Months after he was elected, the Samaras government began Operation Xenios Zeus—an epic-scale police sweep operation against irregular immigration and crime in Athens. Tens of thousands of people presumed to be undocumented migrants—based on little more than their physical appearance—have been subjected to abusive stops and searches on the streets, and hours-long detention at police stations. I documented widespread human rights violations under Operation Xenios Zeus, including the use of ethnic profiling and arbitrary deprivation of liberty.
Between August 2012 and June 2013 – the most recent period for which government statistics are available – police stopped and took to a police station almost 124,000 people of foreign origin. Only 6,910 – 5.6 percent – were found to be in Greece unlawfully.
And while xenophobic violence in Greece has become a stark reality over the past few years, the government for too long failed to respond effectively to protect victims and hold their attackers to account. Greece has taken some positive steps recently with the creation of specialized police units to tackle racist violence across the country and the appointment of a specialized prosecutor on hate crimes in Athens.

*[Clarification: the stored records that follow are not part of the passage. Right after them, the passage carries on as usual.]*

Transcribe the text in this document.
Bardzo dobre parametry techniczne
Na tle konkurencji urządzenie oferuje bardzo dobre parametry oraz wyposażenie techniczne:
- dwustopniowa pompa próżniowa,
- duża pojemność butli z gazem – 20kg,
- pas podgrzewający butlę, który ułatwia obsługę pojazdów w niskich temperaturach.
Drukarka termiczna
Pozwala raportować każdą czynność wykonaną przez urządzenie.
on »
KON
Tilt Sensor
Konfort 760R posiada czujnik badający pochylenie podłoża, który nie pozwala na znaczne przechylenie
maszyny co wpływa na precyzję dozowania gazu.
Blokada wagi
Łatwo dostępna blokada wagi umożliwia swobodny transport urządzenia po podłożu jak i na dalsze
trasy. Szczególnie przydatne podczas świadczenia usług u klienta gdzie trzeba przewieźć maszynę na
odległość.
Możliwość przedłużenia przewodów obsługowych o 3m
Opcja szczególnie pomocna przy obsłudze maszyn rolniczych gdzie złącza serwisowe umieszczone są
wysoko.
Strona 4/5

Racist motivation was introduced in 2008 as an aggravating circumstance in the commission of a crime, yet the provision was applied for the first time only in November 2013. In two other landmark convictions, in March and April 2014, for a series of attacks on Pakistani men and the murder in Athens of a 27-year-old worker from Pakistan, the court failed to classify the acts as racially motivated. By not improving the scope and application of the aggravating circumstance, the government and the justice system is failing to send a strong message against hate crimes.
The government needs to institute reforms to encourage reporting of violent hate crimes, protect victims, and ensure appropriate action by the police and judiciary to counter hate violence. Yet a draft anti-racism law has been pending in Parliament since November 2013, hostage to political infighting and Golden Dawn’s popularity. The bill focuses on hate speech and incitement to violence, but could and should be improved by parliament and then passed.
The bottom line is that if the Greek government is truly looking for answers to Golden Dawn’s success, officials should look at the anti-immigrant policies that have fostered the climate in which the party has blossomed. The response to intolerance should never be more intolerance.
Eva Cossé monitors Greece for Human Rights Watch.